Непрекращающиеся разлуки, очень короткие встречи, ещё по-молодости некоторые непритёртости двух независимых, далеко не легких характеров, в конце концов сделали своё недоброе дело. Ни кто из молодых супругов не хотел уступать другому власть в семье. В результате Иван и Татьяна на пятом году супружеской жизни разошлись как в море корабли и это было похоже на окончательный разрыв. Тут, как нельзя к стати, руководством треста было принято решение направить Ивана в длительную командировку на очень ответственный участок в Серноводск. Поскольку совместное проживание уже с бывшей супругой даже в соседней комнате становилось невыносимо, то длительная командировка была в данный момент как нельзя к стати. Тем более, что побывать на Кавказе, было давней мечтой Ивана. В связи с предупреждением свыше о грядущем сокращении штатов, руководство треста решило в виде эксперимента поменять сразу четырех сотрудников – начальников участков на одного – Ивана Андреевича Животова. Он совершенно не вникая в объём предстоящей работы, ни минуты не задумываясь, сразу же согласился, так как эта командировка его вполне устраивала. До него ни сразу дошло, что работать придётся за четверых, его окрыляла одна только возможность кардинальной смены обстановки и места жительства. Уже утром следующего дня самолет с Иваном Животовым на борту приземлился в Минеральных Водах.
Первое посещение Кавказа в первую очередь поражает приезжего картинными видами гор и окружающей южной природы, словно сошедшими с холстов Васнецова, Рериха или Куинджи. Даже очень далёкие горные ландшафты, такие как Сунженский хребет, под ласковыми лучами южного солнца, казались Ивану совсем близко, почти рядом. Стоило только руку протянуть. Как и на всякого туриста, впервые попадающего на Кавказ, на Животова, он сразу произвел, неизгладимое в дальнейшем из памяти, совершенно завораживающее впечатление. Здесь, из-за благоприятного лечебного, располагающего к общению и единению мягкого климата, вместе с раскрывающейся и расцветающей флорой и фауной, так же раскрывается и расцветает сама природа человека.

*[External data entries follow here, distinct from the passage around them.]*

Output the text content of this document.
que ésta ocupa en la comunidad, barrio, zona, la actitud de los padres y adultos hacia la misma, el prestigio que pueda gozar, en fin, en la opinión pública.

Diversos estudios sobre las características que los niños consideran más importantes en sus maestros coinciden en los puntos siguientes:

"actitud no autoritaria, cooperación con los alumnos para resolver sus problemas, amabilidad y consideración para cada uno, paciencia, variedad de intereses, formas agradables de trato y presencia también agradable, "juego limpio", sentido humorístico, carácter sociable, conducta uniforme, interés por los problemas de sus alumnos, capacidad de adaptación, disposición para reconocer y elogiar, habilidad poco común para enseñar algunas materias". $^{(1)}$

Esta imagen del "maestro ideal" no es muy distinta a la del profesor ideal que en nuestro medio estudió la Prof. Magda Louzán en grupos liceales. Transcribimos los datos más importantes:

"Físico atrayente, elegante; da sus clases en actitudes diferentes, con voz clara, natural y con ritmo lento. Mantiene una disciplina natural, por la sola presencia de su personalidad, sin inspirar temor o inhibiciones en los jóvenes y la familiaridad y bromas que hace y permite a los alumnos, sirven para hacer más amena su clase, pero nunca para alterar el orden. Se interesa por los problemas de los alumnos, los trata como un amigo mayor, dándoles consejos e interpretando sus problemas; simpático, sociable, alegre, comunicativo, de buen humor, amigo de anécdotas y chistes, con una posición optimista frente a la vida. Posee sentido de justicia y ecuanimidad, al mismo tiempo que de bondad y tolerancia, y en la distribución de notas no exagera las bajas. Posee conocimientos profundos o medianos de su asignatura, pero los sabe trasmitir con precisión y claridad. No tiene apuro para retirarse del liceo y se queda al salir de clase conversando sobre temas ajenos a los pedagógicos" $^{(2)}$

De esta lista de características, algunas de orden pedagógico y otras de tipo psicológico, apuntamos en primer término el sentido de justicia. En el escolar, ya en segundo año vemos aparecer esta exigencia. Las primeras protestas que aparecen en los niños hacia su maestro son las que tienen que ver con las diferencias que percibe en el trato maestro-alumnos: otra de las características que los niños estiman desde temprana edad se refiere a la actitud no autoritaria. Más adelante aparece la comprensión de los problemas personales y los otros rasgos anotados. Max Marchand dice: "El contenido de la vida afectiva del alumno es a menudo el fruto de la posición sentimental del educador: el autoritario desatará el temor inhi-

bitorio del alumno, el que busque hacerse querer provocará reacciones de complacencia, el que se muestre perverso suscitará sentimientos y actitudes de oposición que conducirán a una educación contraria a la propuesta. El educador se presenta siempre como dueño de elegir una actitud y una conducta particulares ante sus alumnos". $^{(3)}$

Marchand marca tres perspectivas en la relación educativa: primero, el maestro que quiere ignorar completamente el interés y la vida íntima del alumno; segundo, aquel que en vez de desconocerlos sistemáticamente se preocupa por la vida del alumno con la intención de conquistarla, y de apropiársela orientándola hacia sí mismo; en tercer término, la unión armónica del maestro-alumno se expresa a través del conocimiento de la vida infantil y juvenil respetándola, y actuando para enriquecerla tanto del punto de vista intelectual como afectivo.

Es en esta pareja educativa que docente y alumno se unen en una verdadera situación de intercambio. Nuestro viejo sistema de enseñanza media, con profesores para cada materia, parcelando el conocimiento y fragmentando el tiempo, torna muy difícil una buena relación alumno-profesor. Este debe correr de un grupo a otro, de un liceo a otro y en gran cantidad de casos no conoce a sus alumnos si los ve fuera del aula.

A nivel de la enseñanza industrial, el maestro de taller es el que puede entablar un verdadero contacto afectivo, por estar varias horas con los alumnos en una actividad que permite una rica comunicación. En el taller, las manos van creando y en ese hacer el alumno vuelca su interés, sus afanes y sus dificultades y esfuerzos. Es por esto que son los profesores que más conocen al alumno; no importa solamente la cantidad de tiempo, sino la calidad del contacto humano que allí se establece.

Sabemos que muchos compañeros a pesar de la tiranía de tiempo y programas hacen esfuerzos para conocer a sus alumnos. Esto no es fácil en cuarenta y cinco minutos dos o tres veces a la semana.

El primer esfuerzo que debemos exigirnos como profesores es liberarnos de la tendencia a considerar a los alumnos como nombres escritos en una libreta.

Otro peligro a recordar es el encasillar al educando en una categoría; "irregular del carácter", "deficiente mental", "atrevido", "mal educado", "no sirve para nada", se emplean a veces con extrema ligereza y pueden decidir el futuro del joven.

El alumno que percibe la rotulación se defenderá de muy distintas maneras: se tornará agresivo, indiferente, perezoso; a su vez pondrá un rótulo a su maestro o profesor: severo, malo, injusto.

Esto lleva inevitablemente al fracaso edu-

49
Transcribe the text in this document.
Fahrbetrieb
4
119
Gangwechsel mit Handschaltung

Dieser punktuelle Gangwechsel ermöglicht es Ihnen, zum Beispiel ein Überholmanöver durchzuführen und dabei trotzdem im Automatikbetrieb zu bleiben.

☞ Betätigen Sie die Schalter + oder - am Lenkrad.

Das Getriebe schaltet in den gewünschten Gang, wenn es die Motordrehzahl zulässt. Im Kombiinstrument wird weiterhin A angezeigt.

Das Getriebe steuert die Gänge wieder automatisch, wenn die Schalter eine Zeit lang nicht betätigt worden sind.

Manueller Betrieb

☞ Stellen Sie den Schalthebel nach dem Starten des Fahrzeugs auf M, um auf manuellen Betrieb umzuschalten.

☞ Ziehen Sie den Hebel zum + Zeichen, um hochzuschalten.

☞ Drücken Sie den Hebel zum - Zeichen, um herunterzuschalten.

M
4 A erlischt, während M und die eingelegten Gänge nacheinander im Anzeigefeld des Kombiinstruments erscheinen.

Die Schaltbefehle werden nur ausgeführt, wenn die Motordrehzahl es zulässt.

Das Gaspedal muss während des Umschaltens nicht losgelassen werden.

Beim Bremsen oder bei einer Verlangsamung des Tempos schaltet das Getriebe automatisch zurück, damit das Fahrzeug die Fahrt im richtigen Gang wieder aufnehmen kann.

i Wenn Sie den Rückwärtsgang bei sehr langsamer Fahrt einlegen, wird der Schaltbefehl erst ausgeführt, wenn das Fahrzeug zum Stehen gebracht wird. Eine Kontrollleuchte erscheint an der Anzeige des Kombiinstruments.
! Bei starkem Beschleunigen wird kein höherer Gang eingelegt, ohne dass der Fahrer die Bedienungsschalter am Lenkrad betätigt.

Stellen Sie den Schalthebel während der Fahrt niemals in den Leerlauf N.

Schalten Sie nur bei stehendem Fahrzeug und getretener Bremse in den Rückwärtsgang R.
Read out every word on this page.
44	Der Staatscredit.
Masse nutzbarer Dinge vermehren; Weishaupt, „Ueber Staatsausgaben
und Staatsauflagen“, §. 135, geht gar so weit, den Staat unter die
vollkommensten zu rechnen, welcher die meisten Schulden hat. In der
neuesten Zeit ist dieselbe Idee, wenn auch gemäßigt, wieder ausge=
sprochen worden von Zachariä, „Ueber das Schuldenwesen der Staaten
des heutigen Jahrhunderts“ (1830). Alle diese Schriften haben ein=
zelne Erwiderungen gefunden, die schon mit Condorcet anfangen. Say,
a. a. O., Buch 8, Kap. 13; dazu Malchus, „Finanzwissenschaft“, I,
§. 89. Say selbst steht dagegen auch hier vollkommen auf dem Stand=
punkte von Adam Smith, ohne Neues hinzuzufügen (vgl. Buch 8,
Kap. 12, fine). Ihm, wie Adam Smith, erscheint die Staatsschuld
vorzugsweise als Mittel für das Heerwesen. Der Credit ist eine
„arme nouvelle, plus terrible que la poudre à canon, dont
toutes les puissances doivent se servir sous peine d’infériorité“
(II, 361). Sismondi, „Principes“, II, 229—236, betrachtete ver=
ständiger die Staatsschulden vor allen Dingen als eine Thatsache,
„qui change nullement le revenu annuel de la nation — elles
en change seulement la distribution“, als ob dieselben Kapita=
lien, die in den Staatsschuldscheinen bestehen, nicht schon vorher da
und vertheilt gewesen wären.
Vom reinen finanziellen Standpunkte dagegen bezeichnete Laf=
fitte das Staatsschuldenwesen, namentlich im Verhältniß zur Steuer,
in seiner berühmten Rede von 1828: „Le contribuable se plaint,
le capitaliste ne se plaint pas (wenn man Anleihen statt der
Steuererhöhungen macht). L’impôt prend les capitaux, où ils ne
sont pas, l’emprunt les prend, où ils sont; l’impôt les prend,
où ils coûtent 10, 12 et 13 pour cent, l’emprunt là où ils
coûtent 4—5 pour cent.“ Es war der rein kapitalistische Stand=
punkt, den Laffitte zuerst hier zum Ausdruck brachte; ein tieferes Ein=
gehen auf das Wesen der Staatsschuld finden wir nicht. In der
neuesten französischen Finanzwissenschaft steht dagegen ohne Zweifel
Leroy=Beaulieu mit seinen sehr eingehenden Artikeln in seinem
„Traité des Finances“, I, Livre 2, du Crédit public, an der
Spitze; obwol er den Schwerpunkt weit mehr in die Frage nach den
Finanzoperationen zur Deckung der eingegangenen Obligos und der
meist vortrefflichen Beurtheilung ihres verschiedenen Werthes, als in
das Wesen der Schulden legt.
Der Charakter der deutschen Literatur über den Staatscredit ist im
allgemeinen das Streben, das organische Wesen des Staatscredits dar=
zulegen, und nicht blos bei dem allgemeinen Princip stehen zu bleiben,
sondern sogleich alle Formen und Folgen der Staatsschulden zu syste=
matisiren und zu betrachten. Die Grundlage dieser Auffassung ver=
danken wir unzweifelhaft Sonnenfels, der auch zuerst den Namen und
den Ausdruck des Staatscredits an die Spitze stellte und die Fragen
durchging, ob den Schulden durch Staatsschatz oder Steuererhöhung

В городе жизнь текла спокойно и размерено. Из-за высоких каменных заборов частных дворов, то тут, то там, бойко вылетали на улицу местные почти черные от загара, ребятишки. Степенно, неторопливо и по-кавказски важно прохаживались по улице взрослые: русские, казаки и кавказцы – представители многочисленных национальностей, живущих на Кавказе. С утра умывались все свежей водой из глубоких скважин: казаки из ведер, кавказцы из национальных кувшинов. Вода здесь, после московской, казалась приезжему, даже из колонки или из обычного водопроводного крана какой-то минеральной, целебной. Все вновь прибывающие, хоть отдыхающие, хоть командировочные, вначале всегда глубоко, полной грудью, вдыхают изумрудный прозрачный воздух Кавказа. В одиночку и парами, праздно, как бы позабыв про все дела, не спеша гуляют по городу, стройные, загорелые, в разноцветных, шёлковых и шерстяных платьях, кокетливо повязанные пестрыми косыночками, местные девушки и женщины. Представительно и важно, словно джигитуя, в полувоенной форме – в черкесках с газырями, в высоких коричневых каракулевых папахах с кинжалами на поясе расхаживают и разъезжают верхом местные джигиты и казаки.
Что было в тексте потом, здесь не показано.